This was much to the enjoyment of chuckling Congolese, also queuing for exit visas (back into DRC in their cases), who found the sight of an ageing Muzungu (expat) being ejected from Congo highly amusing!
Then, after less than half an hour, the Bishop’s son raced down the road and across the border once again to tell me that the situation had changed, that key phone calls to Kinshasa had been made and I was now to be allowed to enter.
There was a sharp run up hill with my suitcase on the head of a helpful assistant, the making of suitably ingratiating murmurings to the previously obstructive officials, and then, with much rejoicing, I was bundled into the waiting car and we drove off along Bukavu’s sole new tarmacked road to rest and refreshment at the Bishop’s house.
My first impressions of Bukavu town were that it was as bustling as any other African city despite the fact that there were far fewer commercial outlets than elsewhere and no traffic chaos, such as that in Kampala, as few people possess vehicles and the roads are atrocious. There is no street lighting, or even mains supply at night for most, but yet it has a beautiful lakeside setting – truly the ‘Swiss lake of Africa’.

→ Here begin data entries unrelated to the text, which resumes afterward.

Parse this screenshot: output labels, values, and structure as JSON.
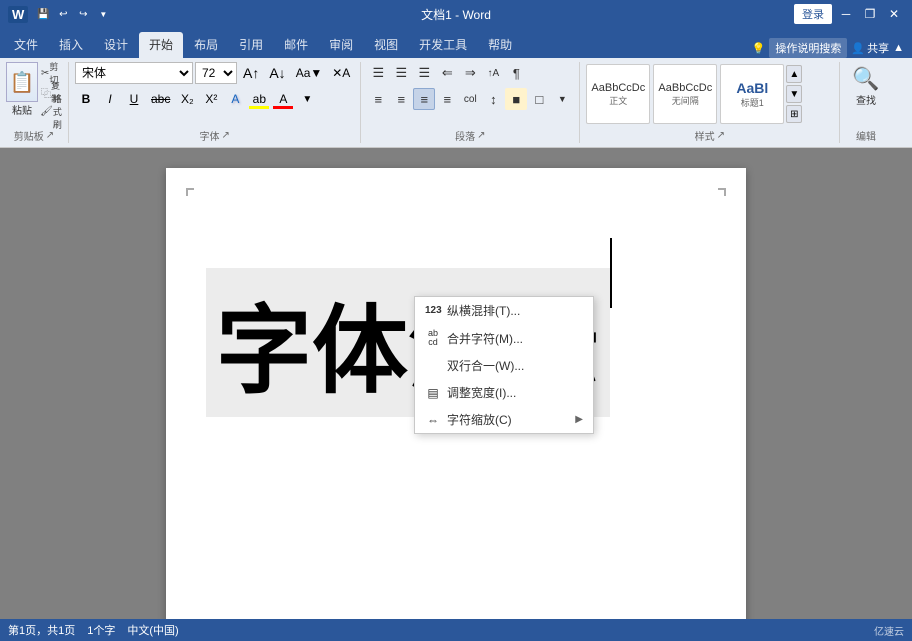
{
  "titlebar": {
    "title": "文档1 - Word",
    "login_label": "登录",
    "quick_access": [
      "save",
      "undo",
      "redo",
      "customize"
    ],
    "win_btns": [
      "minimize",
      "restore",
      "close"
    ]
  },
  "ribbon_tabs": [
    {
      "label": "文件",
      "active": false
    },
    {
      "label": "插入",
      "active": false
    },
    {
      "label": "设计",
      "active": false
    },
    {
      "label": "开始",
      "active": true
    },
    {
      "label": "布局",
      "active": false
    },
    {
      "label": "引用",
      "active": false
    },
    {
      "label": "邮件",
      "active": false
    },
    {
      "label": "审阅",
      "active": false
    },
    {
      "label": "视图",
      "active": false
    },
    {
      "label": "开发工具",
      "active": false
    },
    {
      "label": "帮助",
      "active": false
    }
  ],
  "ribbon_right": {
    "search_placeholder": "操作说明搜索",
    "share_label": "共享"
  },
  "clipboard": {
    "group_label": "剪贴板",
    "paste_label": "粘贴",
    "cut_label": "剪切",
    "copy_label": "复制",
    "format_painter_label": "格式刷"
  },
  "font": {
    "group_label": "字体",
    "font_name": "宋体",
    "font_size": "72",
    "grow_label": "增大字号",
    "shrink_label": "减小字号",
    "change_case_label": "更改大小写",
    "clear_format_label": "清除格式",
    "bold_label": "B",
    "italic_label": "I",
    "underline_label": "U",
    "strikethrough_label": "abc",
    "subscript_label": "X₂",
    "superscript_label": "X²",
    "text_effects_label": "A",
    "highlight_label": "ab",
    "font_color_label": "A"
  },
  "paragraph": {
    "group_label": "段落",
    "bullets_label": "≡",
    "numbering_label": "≡",
    "multilevel_label": "≡",
    "decrease_indent_label": "⇐",
    "increase_indent_label": "⇒",
    "sort_label": "↑A",
    "show_marks_label": "¶",
    "align_left_label": "≡",
    "align_center_label": "≡",
    "align_right_label": "≡",
    "justify_label": "≡",
    "col_label": "col",
    "line_spacing_label": "↕",
    "shading_label": "■",
    "border_label": "□"
  },
  "styles": {
    "group_label": "样式",
    "items": [
      {
        "label": "正文",
        "preview": "AaBbCcDc",
        "style": "normal"
      },
      {
        "label": "无间隔",
        "preview": "AaBbCcDc",
        "style": "no-space"
      },
      {
        "label": "标题1",
        "preview": "AaBl",
        "style": "heading1"
      }
    ]
  },
  "edit": {
    "group_label": "编辑",
    "search_label": "查找"
  },
  "doc": {
    "main_text": "字体演示"
  },
  "dropdown_menu": {
    "items": [
      {
        "label": "纵横混排(T)...",
        "icon": "123",
        "has_sub": false
      },
      {
        "label": "合并字符(M)...",
        "icon": "ab/cd",
        "has_sub": false
      },
      {
        "label": "双行合一(W)...",
        "icon": "",
        "has_sub": false
      },
      {
        "label": "调整宽度(I)...",
        "icon": "调",
        "has_sub": false
      },
      {
        "label": "字符缩放(C)",
        "icon": "缩",
        "has_sub": true
      }
    ]
  },
  "status": {
    "page_info": "第1页，共1页",
    "word_count": "1个字",
    "lang": "中文(中国)",
    "watermark": "亿速云"
  }
}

My time in Bukavu was immensely blessed with experiences that more than rewarded me for the effort taken to make the visit.
It began with a morning trip up into the country to visit the rural health centre at Cirunga that Semiliki Trust has been supporting to build a new maternity block. There is a new building shell already standing, and roof in place. However, it is not fitted out at all with any furniture or equipment. The existing health facility is so decrepit and poorly resourced that it was evidently not being used by the majority of the populace.
Nigel had a good conversation with key staff who explained that much of the lack of development, relates to the limited government support for such rural facilities. There is much for the Semiliki Trust to consider in how best to maintain and develop this centre.
What was striking to me in this area was the truly remarkable work being undertaken by the church, both in the spiritual and social development of a vast population. There is a notable absence of many other aid projects or overseas contacts. Churches run many of the schools, health centres and social projects as there are few, if any, state-provided services. Indeed the Churches are officially recognised as service-providers. Everyone accesses these services, regardless of ethnicity, religious belief or affiliations.
This land-locked area of DRC suffers from numerous problems for development, not the least of which are the logistics required to create a supply line that stretches half way across the continent. This has inspired a strength of purpose and focus that would put many a western church to shame. It is often accompanied by a truly humbling attitude towards lack of resources, and unwillingness to adopt an aid-dependent culture that characterises so many other poor states that I have visited.
The work that Semiliki Trust can do to support such entrepreneurial people is immense.”